SpaceX, the maker of rockets and spacecraft controlled by Mr. Musk, among the world’s richest people, is facing off against a handful of households that have refused to sell their properties in this remote unincorporated village. Some 30 small ranch houses sit on a sandy spit of land near the Mexican border and Gulf of Mexico beaches, where SpaceX rockets roar into the sky and then return for a landing. Some come crashing back on land.
Villagers said Mr. Musk’s company has tried multiple times to buy them out. Some took the money, and SpaceX used the homes for its workers. Holdouts, at least seven of them, said they want more from a billionaire who’s after their dream vacation homes.
Mr. Musk and SpaceX didn’t respond to requests for comment. “We’ve got a lot of land with nobody around, so if it blows up, it’s cool,” Mr. Musk said of the South Texas location at a 2018 press conference, according to media reports.
It’s hard to know exactly why SpaceX wants residents’ houses, but indications are that it would be less of a security and safety issue not to have to worry about people living so close to launches. SpaceX has also indicated, based on the company’s job postings, that it would like to develop the area into a resort.
The Texas property scuffle is beginning to echo Old West tales of outsiders who pressure residents to give up land for development—including the classic threat of eminent domain.
In March, Mr. Musk tweeted “Creating the city of Starbase, Texas,” adding that this would happen through incorporation of the town—a tactic mining companies commonly used to create company towns. If incorporation were successful, Starbase officials would have the power of eminent domain.
If incorporated, depending on what type of municipality it became, the village could have a city manager, city counselor or mayor.
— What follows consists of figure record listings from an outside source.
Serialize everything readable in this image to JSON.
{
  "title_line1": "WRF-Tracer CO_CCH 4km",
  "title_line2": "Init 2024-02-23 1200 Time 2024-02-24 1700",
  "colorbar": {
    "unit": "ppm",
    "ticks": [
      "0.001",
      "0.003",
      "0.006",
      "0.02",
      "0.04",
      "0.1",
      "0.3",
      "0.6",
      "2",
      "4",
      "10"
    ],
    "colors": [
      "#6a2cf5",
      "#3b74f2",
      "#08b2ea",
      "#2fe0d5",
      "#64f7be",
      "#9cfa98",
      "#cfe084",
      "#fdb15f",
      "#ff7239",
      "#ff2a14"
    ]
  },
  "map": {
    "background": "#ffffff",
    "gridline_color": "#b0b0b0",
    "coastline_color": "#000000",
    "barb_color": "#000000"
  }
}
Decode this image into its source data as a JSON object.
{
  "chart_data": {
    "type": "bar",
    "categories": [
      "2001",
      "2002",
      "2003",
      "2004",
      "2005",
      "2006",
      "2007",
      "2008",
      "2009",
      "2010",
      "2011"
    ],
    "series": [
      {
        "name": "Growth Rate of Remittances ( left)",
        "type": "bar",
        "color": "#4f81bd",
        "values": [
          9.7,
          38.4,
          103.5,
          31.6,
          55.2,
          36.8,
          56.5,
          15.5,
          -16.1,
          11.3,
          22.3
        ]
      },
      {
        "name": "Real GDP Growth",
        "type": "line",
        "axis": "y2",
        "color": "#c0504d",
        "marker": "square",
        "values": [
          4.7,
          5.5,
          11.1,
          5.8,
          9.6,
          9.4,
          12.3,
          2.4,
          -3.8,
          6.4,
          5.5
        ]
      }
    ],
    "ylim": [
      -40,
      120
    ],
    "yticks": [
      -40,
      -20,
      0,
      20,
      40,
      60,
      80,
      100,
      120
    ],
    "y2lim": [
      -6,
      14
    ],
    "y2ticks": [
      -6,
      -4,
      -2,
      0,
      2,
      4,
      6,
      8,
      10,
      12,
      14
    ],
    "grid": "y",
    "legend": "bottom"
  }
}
There are about 14 people not connected to SpaceX living in Boca Chica Village now and a few more in surrounding areas that might be included. To incorporate the village, SpaceX would need to show that more than 200 people lived in the area and to garner a majority of their votes.
They could use that power to eject holdouts, said lawyers and law professors. They would also control the police, could issue tax-free municipal bonds and might attain statutory authority over the one road in and out of the village, opening and closing it at will, these legal experts said.
Eddie Treviño, Cameron County Judge—a position akin to the top county commissioner in most states—said he discussed the possibility of incorporation with SpaceX before Mr. Musk’s tweet, but “I didn’t think much of it at the time.” Boca Chica is in the county.
Eminent domain is “an option we may need to consider,” he said. The remaining Boca Chica Village residents might need to leave for their own safety, he said: “You don’t want individuals near rocket ships being tested and landing. We don’t want anyone to get hurt.”